Le lendemain une garde nombreuse conduisait Charles Ier devant la
haute cour qui devait le juger.

La foule envahissait les rues et les maisons voisines du palais;
aussi, dès les premiers pas que firent les quatre amis, ils furent
arrêtés par l’obstacle presque infranchissable de ce mur vivant;
quelques hommes du peuple, robustes et hargneux, repoussèrent même
Aramis si rudement, que Porthos leva son poing formidable et le
laissa retomber sur la face farineuse d’un boulanger, laquelle
changea immédiatement de couleur et se couvrit de sang, écachée
qu’elle était comme une grappe de raisins mûrs.

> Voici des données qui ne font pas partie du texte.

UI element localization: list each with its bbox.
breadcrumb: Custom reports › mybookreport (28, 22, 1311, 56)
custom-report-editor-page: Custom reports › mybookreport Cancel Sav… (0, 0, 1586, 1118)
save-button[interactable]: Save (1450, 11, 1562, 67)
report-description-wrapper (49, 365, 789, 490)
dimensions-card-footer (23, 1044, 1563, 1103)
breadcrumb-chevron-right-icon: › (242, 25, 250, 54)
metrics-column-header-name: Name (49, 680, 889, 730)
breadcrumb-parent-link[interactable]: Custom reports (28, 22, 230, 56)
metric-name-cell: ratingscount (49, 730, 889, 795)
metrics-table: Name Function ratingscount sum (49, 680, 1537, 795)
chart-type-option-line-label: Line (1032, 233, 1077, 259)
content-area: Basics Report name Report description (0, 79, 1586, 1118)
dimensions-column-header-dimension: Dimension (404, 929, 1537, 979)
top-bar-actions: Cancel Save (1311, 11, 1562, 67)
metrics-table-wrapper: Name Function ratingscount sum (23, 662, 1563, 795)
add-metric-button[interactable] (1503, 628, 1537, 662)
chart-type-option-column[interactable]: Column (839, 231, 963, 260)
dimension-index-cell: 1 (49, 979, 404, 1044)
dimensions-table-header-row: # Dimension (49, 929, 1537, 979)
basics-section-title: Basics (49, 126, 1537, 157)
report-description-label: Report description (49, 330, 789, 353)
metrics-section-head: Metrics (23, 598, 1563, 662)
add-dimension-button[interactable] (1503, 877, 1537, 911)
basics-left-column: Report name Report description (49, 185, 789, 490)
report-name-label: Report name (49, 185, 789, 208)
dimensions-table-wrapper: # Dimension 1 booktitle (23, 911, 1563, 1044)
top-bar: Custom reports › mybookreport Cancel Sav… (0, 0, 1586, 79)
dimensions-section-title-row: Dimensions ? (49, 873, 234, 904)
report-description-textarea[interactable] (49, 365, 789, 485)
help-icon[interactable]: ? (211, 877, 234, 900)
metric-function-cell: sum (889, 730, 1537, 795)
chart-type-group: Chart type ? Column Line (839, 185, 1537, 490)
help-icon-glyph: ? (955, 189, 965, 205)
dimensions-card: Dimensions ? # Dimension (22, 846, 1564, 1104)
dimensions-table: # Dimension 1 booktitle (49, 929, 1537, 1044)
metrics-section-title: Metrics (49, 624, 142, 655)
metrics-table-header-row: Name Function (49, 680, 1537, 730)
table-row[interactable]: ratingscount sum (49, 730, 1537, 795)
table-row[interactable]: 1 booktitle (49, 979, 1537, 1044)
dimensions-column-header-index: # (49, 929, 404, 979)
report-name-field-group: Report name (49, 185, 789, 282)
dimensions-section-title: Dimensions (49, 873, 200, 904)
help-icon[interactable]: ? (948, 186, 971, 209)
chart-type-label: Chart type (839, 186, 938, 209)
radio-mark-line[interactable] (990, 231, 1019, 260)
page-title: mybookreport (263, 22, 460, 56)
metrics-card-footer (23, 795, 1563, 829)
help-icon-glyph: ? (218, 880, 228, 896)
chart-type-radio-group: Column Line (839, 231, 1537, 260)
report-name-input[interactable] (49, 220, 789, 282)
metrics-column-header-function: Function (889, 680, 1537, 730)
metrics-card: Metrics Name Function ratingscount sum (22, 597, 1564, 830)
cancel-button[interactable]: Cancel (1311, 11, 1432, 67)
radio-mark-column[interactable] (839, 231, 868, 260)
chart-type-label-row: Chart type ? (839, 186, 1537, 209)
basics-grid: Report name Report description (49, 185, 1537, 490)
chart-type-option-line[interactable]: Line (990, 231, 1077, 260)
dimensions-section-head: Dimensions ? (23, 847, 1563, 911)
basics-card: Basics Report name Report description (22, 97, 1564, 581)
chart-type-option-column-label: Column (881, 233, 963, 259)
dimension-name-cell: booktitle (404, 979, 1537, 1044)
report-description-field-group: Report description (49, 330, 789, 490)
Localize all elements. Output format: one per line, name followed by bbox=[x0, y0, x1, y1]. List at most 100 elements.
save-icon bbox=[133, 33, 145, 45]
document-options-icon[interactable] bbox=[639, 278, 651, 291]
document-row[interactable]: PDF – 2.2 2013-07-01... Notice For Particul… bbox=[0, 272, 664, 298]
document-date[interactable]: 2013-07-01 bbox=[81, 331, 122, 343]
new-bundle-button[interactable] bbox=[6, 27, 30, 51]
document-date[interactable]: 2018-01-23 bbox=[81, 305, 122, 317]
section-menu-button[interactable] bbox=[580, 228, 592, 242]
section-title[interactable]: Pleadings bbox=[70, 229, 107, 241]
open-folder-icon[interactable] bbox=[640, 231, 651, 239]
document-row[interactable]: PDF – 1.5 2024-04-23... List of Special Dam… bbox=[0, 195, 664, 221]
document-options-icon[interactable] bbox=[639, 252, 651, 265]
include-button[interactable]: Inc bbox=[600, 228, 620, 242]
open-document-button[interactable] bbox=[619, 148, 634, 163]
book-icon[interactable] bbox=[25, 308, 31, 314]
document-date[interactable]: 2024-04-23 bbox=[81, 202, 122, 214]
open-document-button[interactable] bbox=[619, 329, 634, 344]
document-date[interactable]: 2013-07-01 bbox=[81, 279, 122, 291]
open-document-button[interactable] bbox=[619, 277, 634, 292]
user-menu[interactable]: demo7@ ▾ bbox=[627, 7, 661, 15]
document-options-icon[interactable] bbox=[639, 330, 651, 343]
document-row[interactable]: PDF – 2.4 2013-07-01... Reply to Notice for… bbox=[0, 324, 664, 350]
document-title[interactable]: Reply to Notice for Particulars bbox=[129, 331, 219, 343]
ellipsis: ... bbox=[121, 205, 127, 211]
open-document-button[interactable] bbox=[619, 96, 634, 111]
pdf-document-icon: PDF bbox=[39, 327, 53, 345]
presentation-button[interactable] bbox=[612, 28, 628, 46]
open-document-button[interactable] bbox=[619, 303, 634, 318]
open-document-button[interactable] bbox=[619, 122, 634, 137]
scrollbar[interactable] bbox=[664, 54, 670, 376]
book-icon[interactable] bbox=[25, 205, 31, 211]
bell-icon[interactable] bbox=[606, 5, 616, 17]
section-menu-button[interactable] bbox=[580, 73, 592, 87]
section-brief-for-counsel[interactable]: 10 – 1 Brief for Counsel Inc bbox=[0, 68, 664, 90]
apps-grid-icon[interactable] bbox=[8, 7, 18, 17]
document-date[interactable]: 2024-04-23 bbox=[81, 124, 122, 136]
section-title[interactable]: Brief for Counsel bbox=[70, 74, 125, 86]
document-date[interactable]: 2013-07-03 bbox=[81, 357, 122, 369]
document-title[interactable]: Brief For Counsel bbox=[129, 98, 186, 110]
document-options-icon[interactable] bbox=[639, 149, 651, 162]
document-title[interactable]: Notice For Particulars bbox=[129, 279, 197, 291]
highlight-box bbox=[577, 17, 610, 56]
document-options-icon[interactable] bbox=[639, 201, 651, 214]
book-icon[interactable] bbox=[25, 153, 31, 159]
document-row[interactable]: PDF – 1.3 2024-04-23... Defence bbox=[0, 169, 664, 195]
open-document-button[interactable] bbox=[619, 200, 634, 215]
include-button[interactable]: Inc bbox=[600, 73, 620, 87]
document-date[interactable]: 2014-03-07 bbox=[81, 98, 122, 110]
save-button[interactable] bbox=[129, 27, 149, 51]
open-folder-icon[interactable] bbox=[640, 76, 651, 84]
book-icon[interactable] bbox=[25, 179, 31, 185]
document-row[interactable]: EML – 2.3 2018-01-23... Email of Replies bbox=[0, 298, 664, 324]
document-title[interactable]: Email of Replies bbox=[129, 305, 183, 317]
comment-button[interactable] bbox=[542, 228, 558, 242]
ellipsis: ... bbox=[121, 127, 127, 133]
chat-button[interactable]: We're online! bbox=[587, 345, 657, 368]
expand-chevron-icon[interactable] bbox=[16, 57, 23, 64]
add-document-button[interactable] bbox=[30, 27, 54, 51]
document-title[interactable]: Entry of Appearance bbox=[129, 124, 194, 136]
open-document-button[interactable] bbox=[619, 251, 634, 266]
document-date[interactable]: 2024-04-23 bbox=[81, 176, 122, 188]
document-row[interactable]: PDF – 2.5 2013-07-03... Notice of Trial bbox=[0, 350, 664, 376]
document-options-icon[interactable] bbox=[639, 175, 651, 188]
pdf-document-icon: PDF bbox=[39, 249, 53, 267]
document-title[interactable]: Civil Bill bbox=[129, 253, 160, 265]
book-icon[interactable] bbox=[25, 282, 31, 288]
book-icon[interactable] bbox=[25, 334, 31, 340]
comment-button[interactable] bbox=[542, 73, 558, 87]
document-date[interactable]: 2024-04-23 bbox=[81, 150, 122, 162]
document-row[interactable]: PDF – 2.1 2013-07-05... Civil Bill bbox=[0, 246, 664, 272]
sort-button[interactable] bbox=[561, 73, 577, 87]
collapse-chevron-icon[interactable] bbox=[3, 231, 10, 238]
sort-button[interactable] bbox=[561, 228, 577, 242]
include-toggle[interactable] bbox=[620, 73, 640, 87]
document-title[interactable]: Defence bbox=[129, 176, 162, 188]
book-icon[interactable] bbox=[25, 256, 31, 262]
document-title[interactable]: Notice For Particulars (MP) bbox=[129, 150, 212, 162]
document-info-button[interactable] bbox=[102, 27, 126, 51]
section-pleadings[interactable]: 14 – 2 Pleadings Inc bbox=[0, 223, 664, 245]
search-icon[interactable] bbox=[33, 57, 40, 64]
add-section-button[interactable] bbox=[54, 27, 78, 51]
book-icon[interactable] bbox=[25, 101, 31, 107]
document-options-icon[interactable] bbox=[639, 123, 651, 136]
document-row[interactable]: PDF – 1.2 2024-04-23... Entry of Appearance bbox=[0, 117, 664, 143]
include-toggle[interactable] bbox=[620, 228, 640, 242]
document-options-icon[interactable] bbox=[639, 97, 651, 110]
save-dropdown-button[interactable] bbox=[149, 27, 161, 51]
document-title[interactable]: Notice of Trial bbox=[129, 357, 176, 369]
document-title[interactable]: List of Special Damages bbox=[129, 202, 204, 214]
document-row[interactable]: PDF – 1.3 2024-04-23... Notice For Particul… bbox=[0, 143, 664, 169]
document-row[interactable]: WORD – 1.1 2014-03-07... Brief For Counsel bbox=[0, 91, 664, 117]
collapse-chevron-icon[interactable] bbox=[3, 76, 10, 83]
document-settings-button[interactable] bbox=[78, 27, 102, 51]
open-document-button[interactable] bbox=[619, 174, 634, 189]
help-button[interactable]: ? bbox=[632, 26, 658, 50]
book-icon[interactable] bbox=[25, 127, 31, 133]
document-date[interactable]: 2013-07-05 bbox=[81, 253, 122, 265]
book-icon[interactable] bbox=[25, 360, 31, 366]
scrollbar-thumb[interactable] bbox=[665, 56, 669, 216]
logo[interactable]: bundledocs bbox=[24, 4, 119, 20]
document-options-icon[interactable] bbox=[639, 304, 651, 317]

La chose fit
grande rumeur; trois hommes voulurent s’élancer sur Porthos; mais
Athos en écarta un, d’Artagnan l’autre, et Porthos jeta le
troisième par-dessus sa tête. Quelques Anglais amateurs de pugilat
apprécièrent la façon rapide et facile avec laquelle avait été
exécutée cette manoeuvre, et battirent des mains. Peu s’en fallut
alors qu’au lieu d’être assommés, comme ils commençaient à le
craindre, Porthos et ses amis ne fussent portés en triomphe; mais
nos quatre voyageurs, qui craignaient tout ce qui pouvait les
mettre en lumière, parvinrent à se soustraire à l’ovation.
Cependant ils gagnèrent une chose à cette démonstration
herculéenne, c’est que la foule s’ouvrit devant eux et qu’ils
parvinrent au résultat qui un instant auparavant leur avait paru
impossible, c’est-à-dire à aborder le palais.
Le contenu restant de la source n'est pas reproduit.